South Africa's Carin Smuts is transforming some of Cape Town's most dangerous townships, one public project at a time
By Jesper Strudsholm
Photography by Robert Lemermeyer
Even before you reach the door to Carin Smuts’ office in one of Cape Town’s seaside suburbs, it’s clear this architect thrives on critical dialogue with the community. The evidence is on her garden wall, where someone – a neighbour, she suspects – sprayed a vicious comment to her for using corrugated iron as cladding on the extension of her office. “Blikkiesdorp,” it says – Afrikaans for “tin town.”
Smuts describes the defacement as “a dialogue with the informal settlements in which the majority of urban dwellers in South Africa are living.” The neighbourhood, however, sees the double-storeyed collection of boxes Smuts has built and painted in blue, red and gold as a potential threat to the property values in this cream-coloured suburb.

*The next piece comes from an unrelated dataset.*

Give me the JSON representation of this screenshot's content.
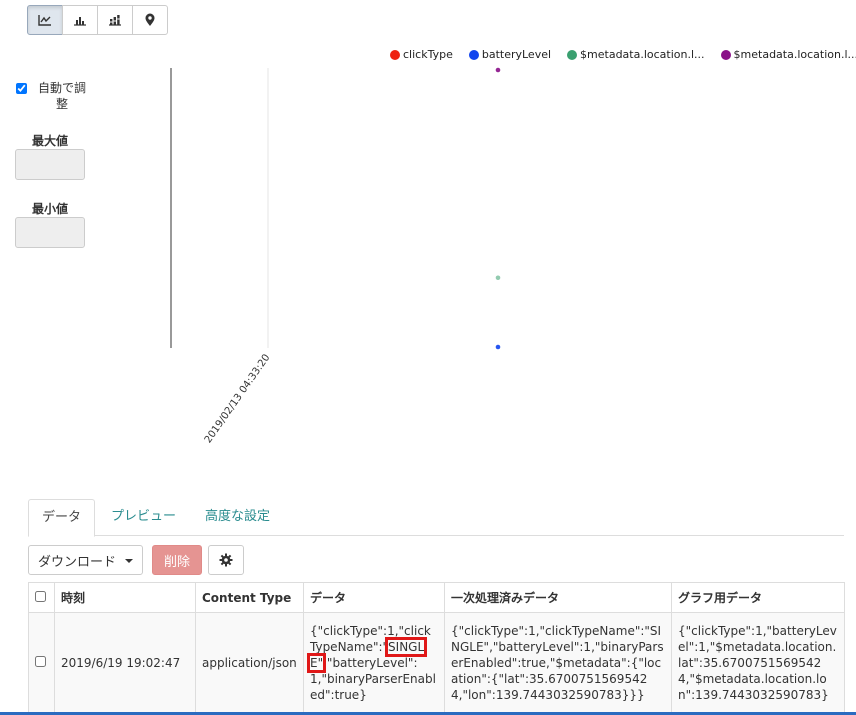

The neighbours’ irritation increased when a newspaper quoted her saying she wanted to preserve the graffiti as the building’s name. Their subsequent attempt to cover up the red letters with criss-crossing black lines only added to Smuts’ love for the ongoing dispute.
This often restless blend of dialogue and confrontation defines much of Smuts’ architecture, as well as her career. It has earned her everything from local scorn to accolades, most recently as the recipient of the 2008 Global Award for Sustainable Architecture, an honour handed out annually at Villa Savoy in France.